What Is Pascal's Triangle?
Pascal's Triangle is a triangular array of binomial coefficients named after French mathematician Blaise Pascal. Each number is the sum of the two numbers directly above it. The triangle starts with a single 1 at the top (row 0), and each subsequent row has one more element than the previous row.
Key Properties
Binomial Coefficients
Each entry is C(n, k), the number of ways to choose k items from n items.
C(n, k) = n! / (k!(n-k)!)
Row Sums
The sum of all elements in row n equals 2 raised to the power n.
Sum of row n = 2^n
Symmetry
Each row is symmetric. C(n, k) = C(n, n-k).
C(n, k) = C(n, n-k)
Fibonacci Numbers
Shallow diagonals of Pascal's Triangle sum to Fibonacci numbers.
1, 1, 2, 3, 5, 8, 13, ...
How to Build Pascal's Triangle
- Start with 1 at the top (row 0).
- Each row begins and ends with 1.
- Every other number is the sum of the two numbers above it from the previous row.

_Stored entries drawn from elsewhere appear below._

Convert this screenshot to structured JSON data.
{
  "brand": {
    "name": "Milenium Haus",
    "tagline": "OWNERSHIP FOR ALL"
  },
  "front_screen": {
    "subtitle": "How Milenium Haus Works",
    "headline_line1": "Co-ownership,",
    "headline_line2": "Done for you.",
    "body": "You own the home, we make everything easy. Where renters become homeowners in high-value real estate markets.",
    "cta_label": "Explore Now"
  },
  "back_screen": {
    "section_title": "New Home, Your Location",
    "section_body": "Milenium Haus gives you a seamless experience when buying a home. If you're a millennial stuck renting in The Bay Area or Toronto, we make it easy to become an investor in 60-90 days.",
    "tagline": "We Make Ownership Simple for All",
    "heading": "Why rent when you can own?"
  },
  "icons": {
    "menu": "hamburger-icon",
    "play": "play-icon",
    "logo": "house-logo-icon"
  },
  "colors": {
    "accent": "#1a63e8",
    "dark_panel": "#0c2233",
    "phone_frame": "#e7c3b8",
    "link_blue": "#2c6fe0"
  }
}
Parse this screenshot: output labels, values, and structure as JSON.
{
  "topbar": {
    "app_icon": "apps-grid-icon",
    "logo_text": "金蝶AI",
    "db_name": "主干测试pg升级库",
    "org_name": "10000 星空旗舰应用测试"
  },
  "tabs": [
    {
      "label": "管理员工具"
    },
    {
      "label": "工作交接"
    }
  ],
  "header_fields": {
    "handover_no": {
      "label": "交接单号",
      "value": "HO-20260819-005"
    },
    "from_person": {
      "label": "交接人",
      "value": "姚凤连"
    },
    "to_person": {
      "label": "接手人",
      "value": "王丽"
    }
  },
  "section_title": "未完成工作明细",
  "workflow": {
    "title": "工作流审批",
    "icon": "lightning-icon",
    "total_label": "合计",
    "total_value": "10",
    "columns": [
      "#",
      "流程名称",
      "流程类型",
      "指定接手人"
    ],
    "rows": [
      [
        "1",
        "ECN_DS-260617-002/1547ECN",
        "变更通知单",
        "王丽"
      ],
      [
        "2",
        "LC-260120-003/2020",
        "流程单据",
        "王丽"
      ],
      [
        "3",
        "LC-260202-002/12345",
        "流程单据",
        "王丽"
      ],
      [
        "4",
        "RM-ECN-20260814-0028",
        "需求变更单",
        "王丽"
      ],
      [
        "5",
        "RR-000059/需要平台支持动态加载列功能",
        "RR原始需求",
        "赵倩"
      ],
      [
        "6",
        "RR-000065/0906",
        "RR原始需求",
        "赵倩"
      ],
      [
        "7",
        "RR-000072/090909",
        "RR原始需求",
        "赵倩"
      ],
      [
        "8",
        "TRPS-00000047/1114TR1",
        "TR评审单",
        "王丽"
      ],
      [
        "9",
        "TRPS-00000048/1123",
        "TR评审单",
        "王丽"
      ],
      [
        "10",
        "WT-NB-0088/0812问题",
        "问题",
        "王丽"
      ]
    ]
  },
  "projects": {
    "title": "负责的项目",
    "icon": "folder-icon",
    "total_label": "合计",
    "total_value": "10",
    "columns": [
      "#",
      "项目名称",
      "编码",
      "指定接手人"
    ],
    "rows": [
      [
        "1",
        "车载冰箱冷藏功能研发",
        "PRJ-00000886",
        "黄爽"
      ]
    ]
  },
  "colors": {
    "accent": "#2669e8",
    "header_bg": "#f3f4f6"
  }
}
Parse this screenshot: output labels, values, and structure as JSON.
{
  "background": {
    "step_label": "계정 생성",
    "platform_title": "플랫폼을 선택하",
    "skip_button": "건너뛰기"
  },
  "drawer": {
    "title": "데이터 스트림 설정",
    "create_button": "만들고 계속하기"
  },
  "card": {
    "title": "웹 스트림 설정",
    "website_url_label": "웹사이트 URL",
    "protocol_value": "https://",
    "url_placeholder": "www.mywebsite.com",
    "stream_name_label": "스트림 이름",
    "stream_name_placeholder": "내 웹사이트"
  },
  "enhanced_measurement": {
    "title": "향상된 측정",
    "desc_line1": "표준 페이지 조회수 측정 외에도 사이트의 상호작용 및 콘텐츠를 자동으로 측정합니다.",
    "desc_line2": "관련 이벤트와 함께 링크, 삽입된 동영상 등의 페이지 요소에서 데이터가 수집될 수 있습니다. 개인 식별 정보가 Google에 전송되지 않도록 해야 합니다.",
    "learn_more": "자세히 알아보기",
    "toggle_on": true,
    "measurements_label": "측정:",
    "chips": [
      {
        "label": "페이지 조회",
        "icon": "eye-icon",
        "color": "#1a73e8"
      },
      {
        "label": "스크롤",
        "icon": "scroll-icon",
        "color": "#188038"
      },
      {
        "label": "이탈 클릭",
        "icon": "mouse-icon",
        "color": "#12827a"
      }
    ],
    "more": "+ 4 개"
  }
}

- Row n has (n + 1) elements.
Applications
- Combinatorics: Counting combinations and permutations.
- Binomial Expansion: Coefficients of (a + b)^n come from row n.
- Probability: Used in binomial probability distributions.
- Number Theory: Contains patterns related to prime numbers, triangular numbers, and more.
- Fractals: Coloring odd/even numbers produces the Sierpinski triangle pattern.